C’est par exemple le cas du groupe de la gauche unitaire du parlement européen.
La mobilisation contre le CETA doit et peut s’amplifier.
(*) Pour l’explication du terme lire notre précédent article sur le même thème ICI ou écouter l’émission de L’Alterpresse68 un autre son de cloche LA
Ce sont les les Chefs d’Etats qui décident de l’application provisoire (sur proposition de la Commission). Si elle est mise en oeuvre , il sera quasiment impossible de refuser l’accord par la suite, car les pressions aux licenciements et aux délocalisations seront folles. La presse (qui appartient aux lobbies) se déchaînera.

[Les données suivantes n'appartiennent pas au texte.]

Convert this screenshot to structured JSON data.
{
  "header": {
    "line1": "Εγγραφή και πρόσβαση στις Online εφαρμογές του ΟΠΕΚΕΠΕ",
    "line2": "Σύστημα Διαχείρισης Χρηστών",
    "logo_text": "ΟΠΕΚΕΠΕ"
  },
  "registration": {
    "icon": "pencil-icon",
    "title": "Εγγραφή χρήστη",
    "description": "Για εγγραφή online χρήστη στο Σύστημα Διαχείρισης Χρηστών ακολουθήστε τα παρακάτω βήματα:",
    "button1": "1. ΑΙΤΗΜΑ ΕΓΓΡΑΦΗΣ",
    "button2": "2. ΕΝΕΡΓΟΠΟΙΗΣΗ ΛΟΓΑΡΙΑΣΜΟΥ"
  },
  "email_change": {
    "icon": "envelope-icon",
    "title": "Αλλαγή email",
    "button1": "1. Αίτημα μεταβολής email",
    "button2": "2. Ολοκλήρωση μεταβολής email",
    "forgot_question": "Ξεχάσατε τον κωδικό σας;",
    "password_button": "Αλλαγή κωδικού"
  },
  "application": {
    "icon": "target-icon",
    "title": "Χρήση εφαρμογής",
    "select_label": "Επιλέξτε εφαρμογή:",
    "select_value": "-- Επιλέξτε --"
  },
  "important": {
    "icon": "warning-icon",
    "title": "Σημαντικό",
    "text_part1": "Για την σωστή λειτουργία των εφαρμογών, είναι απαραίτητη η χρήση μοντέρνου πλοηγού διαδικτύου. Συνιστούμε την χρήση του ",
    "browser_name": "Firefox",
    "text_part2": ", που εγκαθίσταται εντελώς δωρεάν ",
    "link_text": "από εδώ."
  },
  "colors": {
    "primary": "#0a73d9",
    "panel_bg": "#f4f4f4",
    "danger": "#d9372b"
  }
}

Si les Chefs d’Etats acceptent cette application provisoire, ils auront donc apporté la preuve qu’ils continuent de mentir aux peuples comme ils le font depuis des décennies maintenant, en leur faisant croire quelque chose qui n’aura pas lieu en pratique, qui se révèlera être un simple tour de passe passe.
De toute façon il serait inimaginable que cette mise en application provisoire ait lieu sans que l’on ait connaissance de l’étude d’impact (combien d’emplois créés, combien de détruits, quelles conséquences environnementales, et surtout de la date à laquelle il sera procédé à un premier bilan de cet accord.
Il est épais comme trois ou quatre codes du travail français, et a été négocié en trois ans par quelques personnes. Il est très difficile à lire. Il y aura forcément des effets inattendus, qu’il faudra corriger dès leur apparition.